During the eleven months that it has taken to record his debut, Tinie Tempah’s jocular, no-frills lyrical style has taken him from relative obscurity to being one of the most talked about and promising artists in the charts, and initially, Disc-Overy seems to uphold the momentum of his previous success.

 

The piercing snare of Intro accompanies the visceral utterances of the South London artist. He vociferates,“I’m an extra terrestrial, Came out the f*cking dirt like a vegetable”, asserting his formidable presence.This is followed by the sonorous bass line of ‘Simply Unstoppable’, an unsettling drone that nods towards drum and bass, but presents itself in the embodiment of grime.

 

These factors are accentuated by the urgent synth noises dotted around the core of the sound and the ever-present pop hooks that make the songs even more forceful. The cross breeding of these elements result in a ferocious new species that’s both potent and progressive. However, the introduction of other factors into the gene pool causes the model to become defected.

 

For example, the vocal on ‘Written in the Stars’ emits the odour of David Guetta-esque tackiness, and the unnecessary employment of collaborations sometimes hinder the album, making the tracks seem disparate. Invincible, featuring Kelly Rowland, is dynamically flat and adds nothing more than marketing dreariness, and the partnership with Swedish House Mafia recollects Dizzee Rascal’s collaboration with Calvin Harris.
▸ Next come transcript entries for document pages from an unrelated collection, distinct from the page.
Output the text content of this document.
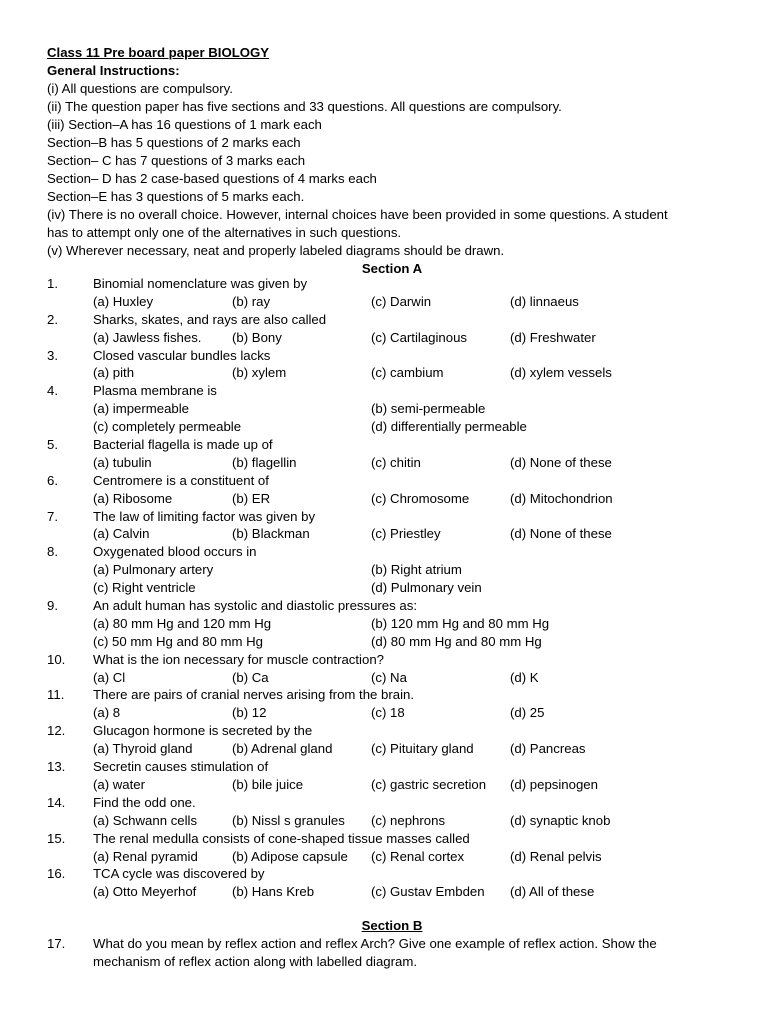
Class 11 Pre board paper BIOLOGY
General Instructions:
(i) All questions are compulsory.
(ii) The question paper has five sections and 33 questions. All questions are compulsory.
(iii) Section–A has 16 questions of 1 mark each
Section–B has 5 questions of 2 marks each
Section– C has 7 questions of 3 marks each
Section– D has 2 case-based questions of 4 marks each
Section–E has 3 questions of 5 marks each.
(iv) There is no overall choice. However, internal choices have been provided in some questions. A student
has to attempt only one of the alternatives in such questions.
(v) Wherever necessary, neat and properly labeled diagrams should be drawn.
Section A
1.	Binomial nomenclature was given by
(a) Huxley	(b) ray	(c) Darwin	(d) linnaeus
2.	Sharks, skates, and rays are also called
(a) Jawless fishes. (b) Bony	(c) Cartilaginous	(d) Freshwater
3.	Closed vascular bundles lacks
(a) pith	(b) xylem	(c) cambium	(d) xylem vessels
4.	Plasma membrane is
(a) impermeable	(b) semi-permeable
(c) completely permeable	(d) differentially permeable
5.	Bacterial flagella is made up of
(a) tubulin	(b) flagellin	(c) chitin	(d) None of these
6.	Centromere is a constituent of
(a) Ribosome	(b) ER	(c) Chromosome	(d) Mitochondrion
7.	The law of limiting factor was given by
(a) Calvin	(b) Blackman	(c) Priestley	(d) None of these
8.	Oxygenated blood occurs in
(a) Pulmonary artery	(b) Right atrium
(c) Right ventricle	(d) Pulmonary vein
9.	An adult human has systolic and diastolic pressures as:
(a) 80 mm Hg and 120 mm Hg	(b) 120 mm Hg and 80 mm Hg
(c) 50 mm Hg and 80 mm Hg	(d) 80 mm Hg and 80 mm Hg
10. What is the ion necessary for muscle contraction?
(a) Cl	(b) Ca	(c) Na	(d) K
11. There are pairs of cranial nerves arising from the brain.
(a) 8	(b) 12	(c) 18	(d) 25
12. Glucagon hormone is secreted by the
(a) Thyroid gland	(b) Adrenal gland	(c) Pituitary gland	(d) Pancreas
13. Secretin causes stimulation of
(a) water	(b) bile juice	(c) gastric secretion (d) pepsinogen
14. Find the odd one.
(a) Schwann cells	(b) Nissl s granules (c) nephrons	(d) synaptic knob
15. The renal medulla consists of cone-shaped tissue masses called
(a) Renal pyramid	(b) Adipose capsule (c) Renal cortex	(d) Renal pelvis
16. TCA cycle was discovered by
(a) Otto Meyerhof	(b) Hans Kreb	(c) Gustav Embden (d) All of these
Section B
17. What do you mean by reflex action and reflex Arch? Give one example of reflex action. Show the
mechanism of reflex action along with labelled diagram.
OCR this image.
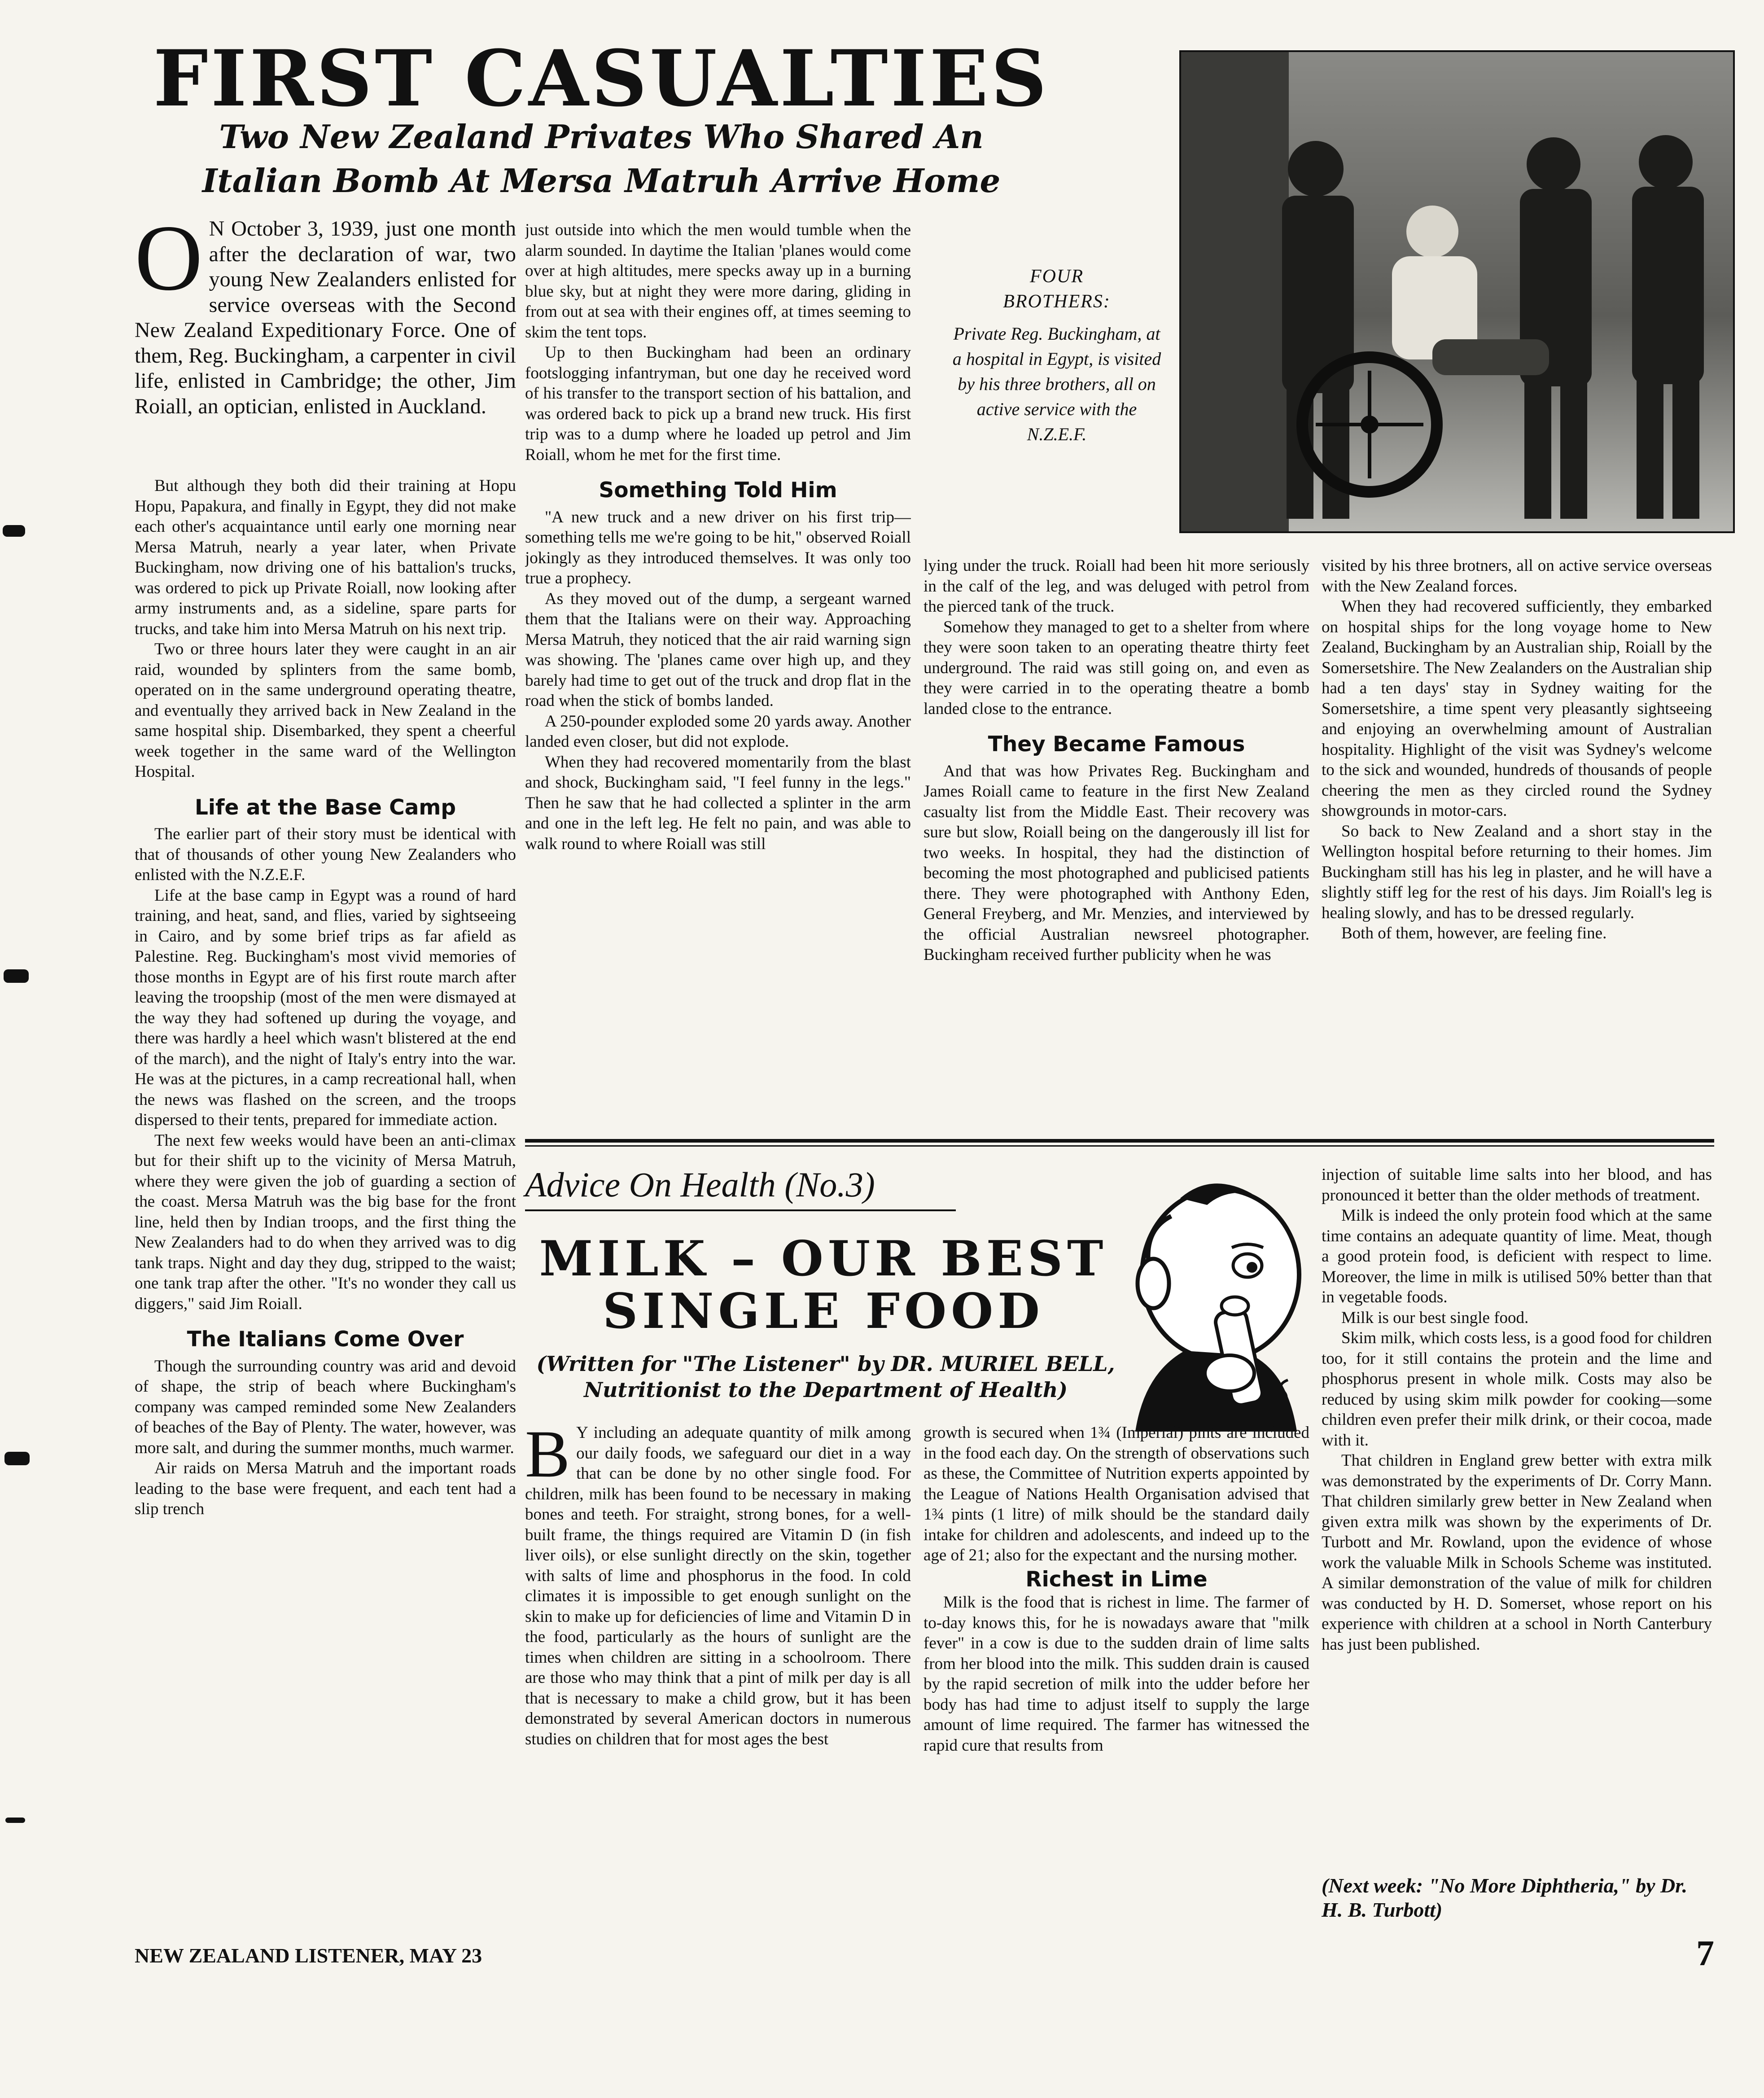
FIRST CASUALTIES
Two New Zealand Privates Who Shared An
Italian Bomb At Mersa Matruh Arrive Home
FOUR BROTHERS:
Private Reg. Buckingham, at a hospital in Egypt, is visited by his three brothers, all on active service with the N.Z.E.F.
O N October 3, 1939, just one month after the declaration of war, two young New Zealanders enlisted for service overseas with the Second New Zealand Expeditionary Force. One of them, Reg. Buckingham, a carpenter in civil life, enlisted in Cambridge; the other, Jim Roiall, an optician, enlisted in Auckland.

But although they both did their training at Hopu Hopu, Papakura, and finally in Egypt, they did not make each other's acquaintance until early one morning near Mersa Matruh, nearly a year later, when Private Buckingham, now driving one of his battalion's trucks, was ordered to pick up Private Roiall, now looking after army instruments and, as a sideline, spare parts for trucks, and take him into Mersa Matruh on his next trip.

Two or three hours later they were caught in an air raid, wounded by splinters from the same bomb, operated on in the same underground operating theatre, and eventually they arrived back in New Zealand in the same hospital ship. Disembarked, they spent a cheerful week together in the same ward of the Wellington Hospital.

Life at the Base Camp

The earlier part of their story must be identical with that of thousands of other young New Zealanders who enlisted with the N.Z.E.F.

Life at the base camp in Egypt was a round of hard training, and heat, sand, and flies, varied by sightseeing in Cairo, and by some brief trips as far afield as Palestine. Reg. Buckingham's most vivid memories of those months in Egypt are of his first route march after leaving the troopship (most of the men were dismayed at the way they had softened up during the voyage, and there was hardly a heel which wasn't blistered at the end of the march), and the night of Italy's entry into the war. He was at the pictures, in a camp recreational hall, when the news was flashed on the screen, and the troops dispersed to their tents, prepared for immediate action.

The next few weeks would have been an anti-climax but for their shift up to the vicinity of Mersa Matruh, where they were given the job of guarding a section of the coast. Mersa Matruh was the big base for the front line, held then by Indian troops, and the first thing the New Zealanders had to do when they arrived was to dig tank traps. Night and day they dug, stripped to the waist; one tank trap after the other. "It's no wonder they call us diggers," said Jim Roiall.

The Italians Come Over

Though the surrounding country was arid and devoid of shape, the strip of beach where Buckingham's company was camped reminded some New Zealanders of beaches of the Bay of Plenty. The water, however, was more salt, and during the summer months, much warmer.

Air raids on Mersa Matruh and the important roads leading to the base were frequent, and each tent had a slip trench

just outside into which the men would tumble when the alarm sounded. In daytime the Italian 'planes would come over at high altitudes, mere specks away up in a burning blue sky, but at night they were more daring, gliding in from out at sea with their engines off, at times seeming to skim the tent tops.

Up to then Buckingham had been an ordinary footslogging infantryman, but one day he received word of his transfer to the transport section of his battalion, and was ordered back to pick up a brand new truck. His first trip was to a dump where he loaded up petrol and Jim Roiall, whom he met for the first time.

Something Told Him

"A new truck and a new driver on his first trip—something tells me we're going to be hit," observed Roiall jokingly as they introduced themselves. It was only too true a prophecy.

As they moved out of the dump, a sergeant warned them that the Italians were on their way. Approaching Mersa Matruh, they noticed that the air raid warning sign was showing. The 'planes came over high up, and they barely had time to get out of the truck and drop flat in the road when the stick of bombs landed.

A 250-pounder exploded some 20 yards away. Another landed even closer, but did not explode.

When they had recovered momentarily from the blast and shock, Buckingham said, "I feel funny in the legs." Then he saw that he had collected a splinter in the arm and one in the left leg. He felt no pain, and was able to walk round to where Roiall was still

lying under the truck. Roiall had been hit more seriously in the calf of the leg, and was deluged with petrol from the pierced tank of the truck.

Somehow they managed to get to a shelter from where they were soon taken to an operating theatre thirty feet underground. The raid was still going on, and even as they were carried in to the operating theatre a bomb landed close to the entrance.

They Became Famous

And that was how Privates Reg. Buckingham and James Roiall came to feature in the first New Zealand casualty list from the Middle East. Their recovery was sure but slow, Roiall being on the dangerously ill list for two weeks. In hospital, they had the distinction of becoming the most photographed and publicised patients there. They were photographed with Anthony Eden, General Freyberg, and Mr. Menzies, and interviewed by the official Australian newsreel photographer. Buckingham received further publicity when he was

visited by his three brotners, all on active service overseas with the New Zealand forces.

When they had recovered sufficiently, they embarked on hospital ships for the long voyage home to New Zealand, Buckingham by an Australian ship, Roiall by the Somersetshire. The New Zealanders on the Australian ship had a ten days' stay in Sydney waiting for the Somersetshire, a time spent very pleasantly sightseeing and enjoying an overwhelming amount of Australian hospitality. Highlight of the visit was Sydney's welcome to the sick and wounded, hundreds of thousands of people cheering the men as they circled round the Sydney showgrounds in motor-cars.

So back to New Zealand and a short stay in the Wellington hospital before returning to their homes. Jim Buckingham still has his leg in plaster, and he will have a slightly stiff leg for the rest of his days. Jim Roiall's leg is healing slowly, and has to be dressed regularly.

Both of them, however, are feeling fine.

Advice On Health (No.3)
MILK – OUR BEST
SINGLE FOOD
(Written for "The Listener" by DR. MURIEL BELL,
Nutritionist to the Department of Health)
B Y including an adequate quantity of milk among our daily foods, we safeguard our diet in a way that can be done by no other single food. For children, milk has been found to be necessary in making bones and teeth. For straight, strong bones, for a well-built frame, the things required are Vitamin D (in fish liver oils), or else sunlight directly on the skin, together with salts of lime and phosphorus in the food. In cold climates it is impossible to get enough sunlight on the skin to make up for deficiencies of lime and Vitamin D in the food, particularly as the hours of sunlight are the times when children are sitting in a schoolroom. There are those who may think that a pint of milk per day is all that is necessary to make a child grow, but it has been demonstrated by several American doctors in numerous studies on children that for most ages the best

growth is secured when 1¾ (Imperial) pints are included in the food each day. On the strength of observations such as these, the Committee of Nutrition experts appointed by the League of Nations Health Organisation advised that 1¾ pints (1 litre) of milk should be the standard daily intake for children and adolescents, and indeed up to the age of 21; also for the expectant and the nursing mother.

Richest in Lime

Milk is the food that is richest in lime. The farmer of to-day knows this, for he is nowadays aware that "milk fever" in a cow is due to the sudden drain of lime salts from her blood into the milk. This sudden drain is caused by the rapid secretion of milk into the udder before her body has had time to adjust itself to supply the large amount of lime required. The farmer has witnessed the rapid cure that results from

injection of suitable lime salts into her blood, and has pronounced it better than the older methods of treatment.

Milk is indeed the only protein food which at the same time contains an adequate quantity of lime. Meat, though a good protein food, is deficient with respect to lime. Moreover, the lime in milk is utilised 50% better than that in vegetable foods.

Milk is our best single food.

Skim milk, which costs less, is a good food for children too, for it still contains the protein and the lime and phosphorus present in whole milk. Costs may also be reduced by using skim milk powder for cooking—some children even prefer their milk drink, or their cocoa, made with it.

That children in England grew better with extra milk was demonstrated by the experiments of Dr. Corry Mann. That children similarly grew better in New Zealand when given extra milk was shown by the experiments of Dr. Turbott and Mr. Rowland, upon the evidence of whose work the valuable Milk in Schools Scheme was instituted. A similar demonstration of the value of milk for children was conducted by H. D. Somerset, whose report on his experience with children at a school in North Canterbury has just been published.

(Next week: "No More Diphtheria," by Dr. H. B. Turbott)
NEW ZEALAND LISTENER, MAY 23	7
Disc-Overy has even got a ‘Holiday’ theme to the title – ‘Miami 2 Ibiza’. At these points, the album suggests haphazard exploration rather than genuine discovery, which is a shame due to the individuality that Tinie Tempah has demonstrated in the past. The modern allusions such as “All Saints” and “SD card” also seem a little contrived.

 

Disc-Overy is a good pop album overall; it does however lose integrity at points due to Tinie Tempah’s desperation for universal acclaim.